Google Brings Dead Sea Scrolls Online

Google is helping museums digitize their historical artifacts and bring them online, helping cultural institutions reach wider audiences.



The Mountain View, Calif.-based tech giant helped the Israel Museum use ultra high-resolution imaging technology to make digital copies of the Dead Sea Scrolls, and then load them to the museum's enhanced site. It also optimized the content so that users searching for text from the Scrolls will be directed to the museum site.


The Scrolls, roughly 2,400 years old but only re-discovered in 1947, include the oldest known biblical manuscripts in existence. They offer insights into life and religion in ancient Jerusalem.

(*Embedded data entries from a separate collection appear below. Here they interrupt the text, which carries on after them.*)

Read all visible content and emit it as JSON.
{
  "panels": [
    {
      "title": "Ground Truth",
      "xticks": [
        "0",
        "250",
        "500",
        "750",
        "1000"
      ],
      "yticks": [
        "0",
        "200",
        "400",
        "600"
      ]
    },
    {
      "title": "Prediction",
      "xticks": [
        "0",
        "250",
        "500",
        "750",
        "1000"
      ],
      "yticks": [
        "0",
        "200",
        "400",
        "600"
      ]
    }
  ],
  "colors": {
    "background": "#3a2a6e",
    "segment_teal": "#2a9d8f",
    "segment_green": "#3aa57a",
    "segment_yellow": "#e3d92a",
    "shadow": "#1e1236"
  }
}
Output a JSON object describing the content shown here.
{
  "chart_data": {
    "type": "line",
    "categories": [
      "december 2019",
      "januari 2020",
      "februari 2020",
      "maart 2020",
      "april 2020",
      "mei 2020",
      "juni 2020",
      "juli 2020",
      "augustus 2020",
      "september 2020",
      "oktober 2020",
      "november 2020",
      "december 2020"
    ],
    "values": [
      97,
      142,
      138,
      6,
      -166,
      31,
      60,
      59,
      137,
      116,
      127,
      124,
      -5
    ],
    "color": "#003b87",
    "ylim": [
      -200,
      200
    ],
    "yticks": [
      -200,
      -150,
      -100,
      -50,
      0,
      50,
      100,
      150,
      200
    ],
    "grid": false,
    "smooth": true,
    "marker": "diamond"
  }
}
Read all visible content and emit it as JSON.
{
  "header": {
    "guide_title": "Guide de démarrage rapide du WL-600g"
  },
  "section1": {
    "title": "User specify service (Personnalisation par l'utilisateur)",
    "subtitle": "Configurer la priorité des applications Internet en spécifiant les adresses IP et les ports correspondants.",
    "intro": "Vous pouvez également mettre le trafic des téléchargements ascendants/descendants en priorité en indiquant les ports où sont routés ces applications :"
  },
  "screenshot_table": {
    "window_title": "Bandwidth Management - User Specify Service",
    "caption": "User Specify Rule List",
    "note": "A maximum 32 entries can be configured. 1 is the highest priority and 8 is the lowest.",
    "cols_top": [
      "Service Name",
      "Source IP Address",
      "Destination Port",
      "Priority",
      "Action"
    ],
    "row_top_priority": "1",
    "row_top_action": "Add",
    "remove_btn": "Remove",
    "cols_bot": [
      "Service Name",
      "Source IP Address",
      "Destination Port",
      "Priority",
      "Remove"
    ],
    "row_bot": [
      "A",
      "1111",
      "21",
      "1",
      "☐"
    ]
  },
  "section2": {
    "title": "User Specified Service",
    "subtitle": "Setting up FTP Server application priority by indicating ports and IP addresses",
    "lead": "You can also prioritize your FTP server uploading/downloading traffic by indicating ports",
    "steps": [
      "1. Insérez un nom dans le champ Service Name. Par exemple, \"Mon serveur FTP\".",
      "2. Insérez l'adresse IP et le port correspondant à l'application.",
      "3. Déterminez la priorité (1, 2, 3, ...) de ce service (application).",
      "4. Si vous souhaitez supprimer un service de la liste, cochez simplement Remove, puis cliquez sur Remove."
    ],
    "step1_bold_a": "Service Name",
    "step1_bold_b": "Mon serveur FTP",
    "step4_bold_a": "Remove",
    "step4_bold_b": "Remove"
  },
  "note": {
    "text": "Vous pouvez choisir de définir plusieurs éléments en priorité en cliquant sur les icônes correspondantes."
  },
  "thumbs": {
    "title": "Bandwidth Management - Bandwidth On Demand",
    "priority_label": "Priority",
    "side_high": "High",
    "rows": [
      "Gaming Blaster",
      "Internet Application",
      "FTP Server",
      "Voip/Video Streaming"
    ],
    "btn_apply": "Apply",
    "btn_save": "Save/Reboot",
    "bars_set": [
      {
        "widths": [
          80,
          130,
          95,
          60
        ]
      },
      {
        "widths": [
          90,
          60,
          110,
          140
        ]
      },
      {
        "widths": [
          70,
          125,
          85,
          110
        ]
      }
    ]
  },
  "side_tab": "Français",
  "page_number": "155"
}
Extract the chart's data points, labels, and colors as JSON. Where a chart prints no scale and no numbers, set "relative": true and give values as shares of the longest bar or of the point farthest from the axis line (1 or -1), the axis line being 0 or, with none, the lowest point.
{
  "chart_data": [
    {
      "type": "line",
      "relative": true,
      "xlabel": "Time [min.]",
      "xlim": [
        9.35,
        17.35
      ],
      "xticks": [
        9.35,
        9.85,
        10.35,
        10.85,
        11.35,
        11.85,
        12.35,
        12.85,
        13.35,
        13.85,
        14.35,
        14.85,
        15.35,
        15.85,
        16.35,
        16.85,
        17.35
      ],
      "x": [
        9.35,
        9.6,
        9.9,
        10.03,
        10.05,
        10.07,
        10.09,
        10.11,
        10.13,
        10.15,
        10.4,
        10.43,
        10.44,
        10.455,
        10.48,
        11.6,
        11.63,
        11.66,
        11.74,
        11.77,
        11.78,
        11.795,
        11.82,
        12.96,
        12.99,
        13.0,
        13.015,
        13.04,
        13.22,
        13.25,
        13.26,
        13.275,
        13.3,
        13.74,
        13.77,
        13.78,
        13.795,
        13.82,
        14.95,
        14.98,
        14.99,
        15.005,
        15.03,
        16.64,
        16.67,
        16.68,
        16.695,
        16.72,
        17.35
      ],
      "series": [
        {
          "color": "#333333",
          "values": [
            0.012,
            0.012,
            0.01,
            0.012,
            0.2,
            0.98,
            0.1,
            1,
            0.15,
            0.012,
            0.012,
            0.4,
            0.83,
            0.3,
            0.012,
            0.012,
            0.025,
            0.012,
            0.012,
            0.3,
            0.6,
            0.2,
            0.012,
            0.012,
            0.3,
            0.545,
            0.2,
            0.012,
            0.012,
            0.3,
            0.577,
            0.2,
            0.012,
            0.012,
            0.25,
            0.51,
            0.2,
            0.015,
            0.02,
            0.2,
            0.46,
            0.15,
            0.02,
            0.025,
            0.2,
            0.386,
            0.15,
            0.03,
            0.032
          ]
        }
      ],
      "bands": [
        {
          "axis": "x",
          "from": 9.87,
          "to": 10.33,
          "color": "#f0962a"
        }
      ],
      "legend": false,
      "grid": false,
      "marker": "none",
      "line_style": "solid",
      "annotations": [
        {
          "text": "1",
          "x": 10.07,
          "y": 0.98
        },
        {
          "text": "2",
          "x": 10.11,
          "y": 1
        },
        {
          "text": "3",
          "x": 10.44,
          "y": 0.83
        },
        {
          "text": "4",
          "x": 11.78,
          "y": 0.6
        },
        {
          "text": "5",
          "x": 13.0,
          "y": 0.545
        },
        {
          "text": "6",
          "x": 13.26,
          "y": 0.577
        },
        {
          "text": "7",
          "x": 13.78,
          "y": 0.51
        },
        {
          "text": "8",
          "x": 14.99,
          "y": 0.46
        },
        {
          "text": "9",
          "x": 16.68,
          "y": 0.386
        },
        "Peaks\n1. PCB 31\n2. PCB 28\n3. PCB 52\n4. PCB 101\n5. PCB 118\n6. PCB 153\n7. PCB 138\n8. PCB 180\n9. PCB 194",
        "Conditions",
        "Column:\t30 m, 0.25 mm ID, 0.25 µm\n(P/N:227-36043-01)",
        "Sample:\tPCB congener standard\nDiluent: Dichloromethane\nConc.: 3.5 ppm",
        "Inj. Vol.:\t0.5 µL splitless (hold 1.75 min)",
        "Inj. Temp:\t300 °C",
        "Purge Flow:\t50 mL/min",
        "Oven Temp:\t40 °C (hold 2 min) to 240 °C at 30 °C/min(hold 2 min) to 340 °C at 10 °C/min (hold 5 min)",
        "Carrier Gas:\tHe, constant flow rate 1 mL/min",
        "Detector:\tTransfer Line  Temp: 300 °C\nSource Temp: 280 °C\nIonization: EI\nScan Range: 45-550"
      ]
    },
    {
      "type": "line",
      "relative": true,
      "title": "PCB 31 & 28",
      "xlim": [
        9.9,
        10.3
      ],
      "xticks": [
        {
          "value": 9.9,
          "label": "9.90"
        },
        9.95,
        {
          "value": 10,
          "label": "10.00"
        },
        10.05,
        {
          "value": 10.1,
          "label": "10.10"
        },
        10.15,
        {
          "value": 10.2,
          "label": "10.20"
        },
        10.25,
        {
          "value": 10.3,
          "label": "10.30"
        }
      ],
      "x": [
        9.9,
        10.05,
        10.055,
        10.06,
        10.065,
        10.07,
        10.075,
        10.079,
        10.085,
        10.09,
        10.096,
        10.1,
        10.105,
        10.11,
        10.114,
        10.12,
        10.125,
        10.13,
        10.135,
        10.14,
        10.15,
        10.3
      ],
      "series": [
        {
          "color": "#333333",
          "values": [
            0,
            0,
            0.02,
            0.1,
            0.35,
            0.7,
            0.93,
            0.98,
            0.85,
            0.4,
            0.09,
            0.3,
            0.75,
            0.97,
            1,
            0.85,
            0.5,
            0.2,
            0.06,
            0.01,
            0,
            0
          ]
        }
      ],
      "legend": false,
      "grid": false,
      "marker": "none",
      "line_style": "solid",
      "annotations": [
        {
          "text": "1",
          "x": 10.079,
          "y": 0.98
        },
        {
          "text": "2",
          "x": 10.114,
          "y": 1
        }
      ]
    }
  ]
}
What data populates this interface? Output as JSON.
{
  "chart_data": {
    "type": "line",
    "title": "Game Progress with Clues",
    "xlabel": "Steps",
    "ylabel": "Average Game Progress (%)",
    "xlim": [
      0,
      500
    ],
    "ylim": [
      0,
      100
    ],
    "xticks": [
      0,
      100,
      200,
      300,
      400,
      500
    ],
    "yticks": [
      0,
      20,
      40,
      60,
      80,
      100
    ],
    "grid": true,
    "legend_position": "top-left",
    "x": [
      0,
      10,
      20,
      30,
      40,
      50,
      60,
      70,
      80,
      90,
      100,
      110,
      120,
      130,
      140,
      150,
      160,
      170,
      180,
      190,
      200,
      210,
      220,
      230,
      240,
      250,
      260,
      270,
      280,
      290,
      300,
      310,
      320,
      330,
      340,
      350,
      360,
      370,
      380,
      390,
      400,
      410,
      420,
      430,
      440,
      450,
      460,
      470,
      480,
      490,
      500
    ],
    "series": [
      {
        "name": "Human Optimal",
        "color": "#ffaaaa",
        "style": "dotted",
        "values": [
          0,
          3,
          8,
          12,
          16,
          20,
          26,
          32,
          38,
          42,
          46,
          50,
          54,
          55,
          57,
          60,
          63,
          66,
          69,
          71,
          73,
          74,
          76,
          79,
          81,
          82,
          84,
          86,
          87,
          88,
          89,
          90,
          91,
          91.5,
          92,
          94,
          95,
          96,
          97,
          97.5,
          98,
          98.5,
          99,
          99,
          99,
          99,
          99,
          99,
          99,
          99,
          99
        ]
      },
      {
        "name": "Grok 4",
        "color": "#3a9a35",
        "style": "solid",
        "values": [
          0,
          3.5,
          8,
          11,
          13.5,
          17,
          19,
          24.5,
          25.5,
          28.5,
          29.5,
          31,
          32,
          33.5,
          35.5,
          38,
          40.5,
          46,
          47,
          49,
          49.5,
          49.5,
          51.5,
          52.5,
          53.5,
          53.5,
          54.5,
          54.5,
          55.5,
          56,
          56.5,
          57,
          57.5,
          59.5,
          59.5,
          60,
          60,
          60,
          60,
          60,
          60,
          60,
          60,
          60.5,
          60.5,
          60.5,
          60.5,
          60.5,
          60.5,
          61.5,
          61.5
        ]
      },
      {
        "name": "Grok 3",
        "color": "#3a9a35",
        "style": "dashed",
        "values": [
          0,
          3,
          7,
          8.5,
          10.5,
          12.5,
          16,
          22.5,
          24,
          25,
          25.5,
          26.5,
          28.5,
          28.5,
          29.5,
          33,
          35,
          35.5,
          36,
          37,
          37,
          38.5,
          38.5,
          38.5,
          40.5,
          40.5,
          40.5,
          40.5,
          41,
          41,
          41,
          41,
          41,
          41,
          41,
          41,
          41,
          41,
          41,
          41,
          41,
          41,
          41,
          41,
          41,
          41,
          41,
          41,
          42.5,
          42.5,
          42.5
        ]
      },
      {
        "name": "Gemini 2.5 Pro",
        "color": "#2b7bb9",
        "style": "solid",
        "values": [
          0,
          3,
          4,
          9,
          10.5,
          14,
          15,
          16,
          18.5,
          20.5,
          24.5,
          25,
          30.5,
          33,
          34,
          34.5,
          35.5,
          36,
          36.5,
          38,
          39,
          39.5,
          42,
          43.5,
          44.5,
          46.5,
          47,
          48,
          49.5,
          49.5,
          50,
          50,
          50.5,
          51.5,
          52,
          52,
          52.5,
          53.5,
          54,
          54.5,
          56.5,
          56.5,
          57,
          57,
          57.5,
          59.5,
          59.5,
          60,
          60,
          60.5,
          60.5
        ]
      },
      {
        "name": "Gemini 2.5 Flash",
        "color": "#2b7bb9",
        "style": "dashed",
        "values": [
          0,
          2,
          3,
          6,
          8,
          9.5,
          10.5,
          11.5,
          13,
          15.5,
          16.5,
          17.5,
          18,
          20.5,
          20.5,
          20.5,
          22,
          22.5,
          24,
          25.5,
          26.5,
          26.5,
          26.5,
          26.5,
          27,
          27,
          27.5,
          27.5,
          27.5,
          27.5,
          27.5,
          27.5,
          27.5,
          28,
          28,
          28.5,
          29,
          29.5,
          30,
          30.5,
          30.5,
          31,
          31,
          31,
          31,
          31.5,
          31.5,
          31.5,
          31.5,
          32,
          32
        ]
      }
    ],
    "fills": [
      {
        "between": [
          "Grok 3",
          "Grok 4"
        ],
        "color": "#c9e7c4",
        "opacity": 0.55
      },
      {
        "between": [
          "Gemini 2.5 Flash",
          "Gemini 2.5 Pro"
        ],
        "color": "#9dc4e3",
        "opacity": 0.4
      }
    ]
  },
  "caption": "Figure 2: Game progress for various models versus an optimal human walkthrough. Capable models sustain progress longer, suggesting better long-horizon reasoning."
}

In the first four days of being online, the digital Scrolls were viewed by a million visitors, or approximately the same number of visitors the physical museum records in a whole year.


"This is taking the material to an amazing range of audiences," said James S. Snyder, the museum's director, to the New York Times. "There's no way we would have had the technical capability to do this on our own."


Bringing the Scrolls online was the first of two pilot projects that launched the Google Cultural Institute, with another effort bringing online the photos and documents of Israel's Yad Vashem Holocaust memorial. The Paris-based institute incorporates the Google Art Project, which uses Google Street View technology to allow digital views of the art and layouts of 17 leading museums around the world, including New York's Museum of Modern Art, the National Gallery in London and the Gemaeldegalerie in Berlin.


It also follows efforts by various museums to make better use of mobile technologies, and especially social media, by creating sophisticated apps that serve as guides through their collections.


Other forthcoming Google Cultural Institute projects include developing online galleries for France's Palace of Versailles and South Africa's Nelson Mandela Foundation. The institute also plans to create a standard set of tools that any cultural institution could use to digitize its collection on its own.